Today I begin my 29th year in the software industry. Actually, today’s a day off where I work. But it wasn’t at the company where I began my career, also on Monday, July 3. It’s why I remember the date: my second day was a paid holiday!
In 28 years I’ve worked for nine different software shops, small and large, serving many different industries and kinds of customers.
What surprises me is how little correlation there was to how good my co-workers were and success of the companies. I worked with some brilliant and visionary people at companies that struggled, and with some average people at companies that did well.
Does that surprise you? As I look back, it certainly surprises me.

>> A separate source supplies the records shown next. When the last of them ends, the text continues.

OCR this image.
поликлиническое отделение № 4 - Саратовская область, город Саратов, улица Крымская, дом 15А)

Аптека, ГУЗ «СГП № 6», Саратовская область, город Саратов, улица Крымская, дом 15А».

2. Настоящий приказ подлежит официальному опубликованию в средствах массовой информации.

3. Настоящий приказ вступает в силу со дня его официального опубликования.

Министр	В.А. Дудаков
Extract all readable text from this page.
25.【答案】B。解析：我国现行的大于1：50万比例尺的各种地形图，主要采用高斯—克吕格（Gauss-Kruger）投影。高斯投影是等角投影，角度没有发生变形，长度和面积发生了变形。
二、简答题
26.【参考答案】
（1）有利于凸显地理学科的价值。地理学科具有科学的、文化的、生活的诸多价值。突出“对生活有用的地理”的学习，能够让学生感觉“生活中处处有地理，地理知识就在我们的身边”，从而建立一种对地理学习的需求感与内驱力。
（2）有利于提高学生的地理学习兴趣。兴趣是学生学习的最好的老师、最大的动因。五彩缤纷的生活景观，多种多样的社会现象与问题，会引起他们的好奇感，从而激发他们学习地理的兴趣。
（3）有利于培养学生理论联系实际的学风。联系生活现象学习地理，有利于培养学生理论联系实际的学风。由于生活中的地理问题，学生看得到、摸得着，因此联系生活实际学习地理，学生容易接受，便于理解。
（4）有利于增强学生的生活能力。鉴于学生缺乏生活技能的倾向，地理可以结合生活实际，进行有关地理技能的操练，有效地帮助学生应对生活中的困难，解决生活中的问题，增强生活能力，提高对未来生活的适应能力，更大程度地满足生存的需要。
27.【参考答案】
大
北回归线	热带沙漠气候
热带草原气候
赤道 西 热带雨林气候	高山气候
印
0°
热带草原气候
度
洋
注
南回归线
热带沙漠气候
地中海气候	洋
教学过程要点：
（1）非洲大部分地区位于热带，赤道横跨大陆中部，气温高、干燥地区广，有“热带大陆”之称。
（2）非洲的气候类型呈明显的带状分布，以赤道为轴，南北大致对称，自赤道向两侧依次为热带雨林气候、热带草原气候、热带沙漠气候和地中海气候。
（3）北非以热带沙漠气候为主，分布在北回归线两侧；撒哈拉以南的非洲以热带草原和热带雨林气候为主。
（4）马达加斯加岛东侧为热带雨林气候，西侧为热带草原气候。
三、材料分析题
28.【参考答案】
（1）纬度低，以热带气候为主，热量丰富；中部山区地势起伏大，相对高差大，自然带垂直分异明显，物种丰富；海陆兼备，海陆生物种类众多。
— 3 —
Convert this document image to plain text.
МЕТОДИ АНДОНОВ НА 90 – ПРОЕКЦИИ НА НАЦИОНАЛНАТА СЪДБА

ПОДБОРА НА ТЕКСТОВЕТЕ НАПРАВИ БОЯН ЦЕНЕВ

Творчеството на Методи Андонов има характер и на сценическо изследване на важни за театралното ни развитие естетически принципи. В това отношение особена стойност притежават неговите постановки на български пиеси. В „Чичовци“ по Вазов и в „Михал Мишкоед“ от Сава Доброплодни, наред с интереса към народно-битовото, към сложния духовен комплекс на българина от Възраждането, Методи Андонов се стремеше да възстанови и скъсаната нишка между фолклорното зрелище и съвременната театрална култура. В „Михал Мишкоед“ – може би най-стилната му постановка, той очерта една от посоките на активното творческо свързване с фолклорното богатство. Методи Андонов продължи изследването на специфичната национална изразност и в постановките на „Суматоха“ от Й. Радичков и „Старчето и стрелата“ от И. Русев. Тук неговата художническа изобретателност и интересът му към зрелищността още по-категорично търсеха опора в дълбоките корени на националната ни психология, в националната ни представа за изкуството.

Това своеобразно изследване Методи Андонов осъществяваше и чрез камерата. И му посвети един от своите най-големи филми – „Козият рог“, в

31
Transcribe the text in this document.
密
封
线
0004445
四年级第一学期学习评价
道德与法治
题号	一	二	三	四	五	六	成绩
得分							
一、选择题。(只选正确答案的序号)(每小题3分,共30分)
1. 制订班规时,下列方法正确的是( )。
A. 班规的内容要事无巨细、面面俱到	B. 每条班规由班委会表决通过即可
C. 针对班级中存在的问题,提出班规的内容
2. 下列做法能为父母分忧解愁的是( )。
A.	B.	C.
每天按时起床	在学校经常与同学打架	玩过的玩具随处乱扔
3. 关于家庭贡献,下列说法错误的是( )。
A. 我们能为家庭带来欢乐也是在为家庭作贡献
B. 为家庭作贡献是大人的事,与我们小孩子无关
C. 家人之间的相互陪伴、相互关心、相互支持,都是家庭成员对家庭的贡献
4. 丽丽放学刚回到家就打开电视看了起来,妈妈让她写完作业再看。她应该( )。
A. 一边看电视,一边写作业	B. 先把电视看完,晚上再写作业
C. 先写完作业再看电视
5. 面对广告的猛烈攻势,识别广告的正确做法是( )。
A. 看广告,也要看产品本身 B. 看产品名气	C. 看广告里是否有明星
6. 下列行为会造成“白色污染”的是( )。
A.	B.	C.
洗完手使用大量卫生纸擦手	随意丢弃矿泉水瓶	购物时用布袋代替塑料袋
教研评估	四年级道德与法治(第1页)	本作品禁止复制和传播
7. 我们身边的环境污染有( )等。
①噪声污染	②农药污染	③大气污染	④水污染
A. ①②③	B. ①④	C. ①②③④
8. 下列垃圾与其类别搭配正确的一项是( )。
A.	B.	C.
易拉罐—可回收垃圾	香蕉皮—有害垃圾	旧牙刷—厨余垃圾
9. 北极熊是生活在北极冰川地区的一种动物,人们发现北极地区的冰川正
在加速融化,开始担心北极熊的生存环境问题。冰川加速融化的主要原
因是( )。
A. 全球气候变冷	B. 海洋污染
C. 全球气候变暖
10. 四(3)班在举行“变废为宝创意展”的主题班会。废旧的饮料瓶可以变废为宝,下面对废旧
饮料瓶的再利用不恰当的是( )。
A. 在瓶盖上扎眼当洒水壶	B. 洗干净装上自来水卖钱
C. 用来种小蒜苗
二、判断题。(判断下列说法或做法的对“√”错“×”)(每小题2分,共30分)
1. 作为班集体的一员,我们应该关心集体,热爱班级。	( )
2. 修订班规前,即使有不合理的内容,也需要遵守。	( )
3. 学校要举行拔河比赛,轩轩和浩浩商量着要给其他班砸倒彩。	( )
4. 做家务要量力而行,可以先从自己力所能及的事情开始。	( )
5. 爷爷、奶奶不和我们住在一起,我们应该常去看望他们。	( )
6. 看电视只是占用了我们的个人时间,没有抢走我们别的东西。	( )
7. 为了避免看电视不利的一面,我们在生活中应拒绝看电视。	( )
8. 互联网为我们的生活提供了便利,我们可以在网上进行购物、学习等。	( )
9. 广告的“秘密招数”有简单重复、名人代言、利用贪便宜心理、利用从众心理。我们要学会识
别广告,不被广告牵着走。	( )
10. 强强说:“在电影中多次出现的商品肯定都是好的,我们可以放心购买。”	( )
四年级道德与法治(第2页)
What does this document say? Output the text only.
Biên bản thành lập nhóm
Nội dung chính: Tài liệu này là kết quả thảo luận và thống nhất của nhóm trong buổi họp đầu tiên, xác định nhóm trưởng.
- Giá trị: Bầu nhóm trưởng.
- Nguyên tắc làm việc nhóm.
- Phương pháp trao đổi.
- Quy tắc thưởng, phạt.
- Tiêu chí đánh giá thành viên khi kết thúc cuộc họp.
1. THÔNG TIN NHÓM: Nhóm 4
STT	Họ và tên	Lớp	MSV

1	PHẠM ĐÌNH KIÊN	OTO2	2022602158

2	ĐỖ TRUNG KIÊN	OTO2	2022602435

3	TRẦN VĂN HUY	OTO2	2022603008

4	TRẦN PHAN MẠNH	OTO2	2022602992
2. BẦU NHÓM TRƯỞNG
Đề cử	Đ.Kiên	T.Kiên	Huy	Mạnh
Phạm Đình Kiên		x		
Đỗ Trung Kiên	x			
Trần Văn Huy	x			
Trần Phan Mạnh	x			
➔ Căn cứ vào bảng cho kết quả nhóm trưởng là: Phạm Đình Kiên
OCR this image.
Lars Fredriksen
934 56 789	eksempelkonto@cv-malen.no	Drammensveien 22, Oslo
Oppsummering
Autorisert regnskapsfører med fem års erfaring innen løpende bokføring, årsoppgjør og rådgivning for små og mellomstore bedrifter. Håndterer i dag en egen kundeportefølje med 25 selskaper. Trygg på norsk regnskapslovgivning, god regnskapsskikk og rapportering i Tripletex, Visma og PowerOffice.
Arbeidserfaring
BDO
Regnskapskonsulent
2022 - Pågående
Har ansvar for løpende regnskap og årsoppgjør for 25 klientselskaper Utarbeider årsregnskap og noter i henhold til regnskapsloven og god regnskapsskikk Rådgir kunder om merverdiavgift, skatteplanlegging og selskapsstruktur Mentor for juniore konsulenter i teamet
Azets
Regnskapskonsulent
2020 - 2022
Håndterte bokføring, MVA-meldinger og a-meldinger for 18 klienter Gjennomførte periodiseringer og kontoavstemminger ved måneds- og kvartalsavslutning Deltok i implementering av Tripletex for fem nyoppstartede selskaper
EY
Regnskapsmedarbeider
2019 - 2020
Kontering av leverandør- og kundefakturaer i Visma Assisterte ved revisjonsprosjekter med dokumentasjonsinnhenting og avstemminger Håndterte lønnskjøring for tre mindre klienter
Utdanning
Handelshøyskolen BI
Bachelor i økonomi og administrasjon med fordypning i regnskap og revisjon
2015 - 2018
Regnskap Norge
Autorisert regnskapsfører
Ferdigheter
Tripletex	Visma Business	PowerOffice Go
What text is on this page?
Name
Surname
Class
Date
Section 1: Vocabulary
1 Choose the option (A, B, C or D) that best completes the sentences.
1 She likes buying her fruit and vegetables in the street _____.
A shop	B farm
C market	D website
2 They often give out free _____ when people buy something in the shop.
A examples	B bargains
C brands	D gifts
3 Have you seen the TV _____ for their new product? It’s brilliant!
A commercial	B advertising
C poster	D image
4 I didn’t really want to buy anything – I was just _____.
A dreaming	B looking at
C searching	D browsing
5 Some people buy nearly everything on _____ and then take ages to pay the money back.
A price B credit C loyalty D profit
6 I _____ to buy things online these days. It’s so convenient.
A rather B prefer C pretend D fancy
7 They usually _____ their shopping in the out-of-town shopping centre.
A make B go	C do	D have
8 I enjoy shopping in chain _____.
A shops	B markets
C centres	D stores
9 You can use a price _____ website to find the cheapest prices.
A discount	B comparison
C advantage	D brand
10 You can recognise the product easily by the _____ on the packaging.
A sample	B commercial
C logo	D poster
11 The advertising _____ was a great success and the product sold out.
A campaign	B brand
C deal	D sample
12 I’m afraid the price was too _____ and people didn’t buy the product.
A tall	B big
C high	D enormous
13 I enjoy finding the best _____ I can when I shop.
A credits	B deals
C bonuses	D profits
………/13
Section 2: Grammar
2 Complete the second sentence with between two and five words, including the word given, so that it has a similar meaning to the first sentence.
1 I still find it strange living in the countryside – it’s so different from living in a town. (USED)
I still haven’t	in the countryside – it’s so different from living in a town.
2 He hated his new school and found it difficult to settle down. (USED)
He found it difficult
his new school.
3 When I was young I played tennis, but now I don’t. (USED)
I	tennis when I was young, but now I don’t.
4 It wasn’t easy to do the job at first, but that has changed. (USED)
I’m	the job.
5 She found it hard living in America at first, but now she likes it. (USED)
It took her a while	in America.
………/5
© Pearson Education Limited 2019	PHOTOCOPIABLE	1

Here’s what did correlate to the successful companies in my career:
- A product vision and company direction that did not change wildly, but did evolve to meet the evolving market
- An executive team in unity on that vision and direction
- Good communication to everyone about that vision and direction
- Reasonable planning to execute that vision and direction
- Good execution in engineering and in sales
- A work environment where people felt safe and valued
- Transparency into company financials
Notice how none of the adjectives I used above are superlatives? No excellents or flawlesses or bests or outstandings. Everywhere I’ve worked, when people are aligned to a vision and direction, “good” and “reasonable” have been enough.
These things give brilliant engineers and visionary product people a solid platform to do pioneering work. But even the best people haven’t been able to overcome the lack of these things.